Two minutes of reading time
On the wall outside each clinical station there is a written statement (examinee instructions) that may include the following information:
- Client’s name
- Client’s age
- Location of where the scenario is taking place (i.e., office, clinic, emergency room)
- Task you are being asked to perform (i.e., physical examination, history taking, etc.)
Examinees will have two minutes to read the instructions outside the stations and make notes in their booklet (provided). An announcement will be made to let examinees know when they can enter the station. The examinee instructions will also be available in the exam room.
Seven minutes of total interaction time with the standardized client.
After the starting announcement, examinees will have seven minutes to interact with the standardized client and complete the required task(s) listed on the examinee instructions.
During the client encounter, examinees may be assessed on the following:
- Health history and data collection
- Physical assessment
- Implementation of care strategies
- Responsibility and integrity
- Collaboration with the client
A standardized client is an individual trained to replicate a client’s signs and symptoms in a reliable and consistent manner. Treat them as you would a real client in a real clinical environment.
Examinees are required to explain to the station examiner exactly what they are doing during the assessment of the client. Remain focused and don’t forget that the examiner will be scoring your clinical skills and process. Successful examinees will be able to demonstrate their clinical ability with the client in a natural, focused, professional manner.

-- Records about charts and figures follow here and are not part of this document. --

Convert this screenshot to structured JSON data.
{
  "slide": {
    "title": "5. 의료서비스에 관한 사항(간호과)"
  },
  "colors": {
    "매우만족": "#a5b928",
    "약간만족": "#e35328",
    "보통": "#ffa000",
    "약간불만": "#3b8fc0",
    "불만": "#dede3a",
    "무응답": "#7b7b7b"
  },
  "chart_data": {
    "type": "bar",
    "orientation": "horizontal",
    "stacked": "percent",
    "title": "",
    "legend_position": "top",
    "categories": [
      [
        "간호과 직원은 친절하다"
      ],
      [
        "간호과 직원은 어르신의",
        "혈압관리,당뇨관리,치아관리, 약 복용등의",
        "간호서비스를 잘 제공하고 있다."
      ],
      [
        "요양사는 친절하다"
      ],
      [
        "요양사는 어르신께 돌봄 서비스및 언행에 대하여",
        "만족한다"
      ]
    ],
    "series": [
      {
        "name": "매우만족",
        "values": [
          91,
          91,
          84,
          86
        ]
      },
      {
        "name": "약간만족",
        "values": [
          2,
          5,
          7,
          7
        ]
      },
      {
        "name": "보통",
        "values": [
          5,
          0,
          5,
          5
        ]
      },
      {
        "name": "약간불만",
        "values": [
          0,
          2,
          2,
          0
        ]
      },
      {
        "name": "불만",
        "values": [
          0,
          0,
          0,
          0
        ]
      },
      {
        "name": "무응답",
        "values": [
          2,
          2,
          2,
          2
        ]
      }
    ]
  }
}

Examiners may move around the room to get the best view while you demonstrate your skills. Examiners may also provide information to examinees such as blood pressure results or vital signs if they are directed to do so on their scoring sheet and only after the examinee has initiated the examination maneuver.
At the six-minute mark, examinees will hear an announcement indicating that they have one minute remaining with the standardized client. This is a good time to provide a summary of the points covered with the client.
The client encounter is followed by a structured oral interview during which the examiner may ask up to four questions about the presenting case. During this time, the standardized client will no longer engage with the examinee.
During the examiner oral questions, examinees will be assessed on the following:
- Analysis and interpretation of findings
- Nursing care plan development
- Evaluation and monitoring of care
- Collaboration with the health care team
- Ethical safety/advocacy
- Legal obligations
Exit and proceed to the next station.
An announcement will be made to indicate when time is up. Examinees will be asked to leave the station immediately, move to the next station and begin reading the examinee instructions. Examinees are not allowed to enter or leave a station before they are told to do so.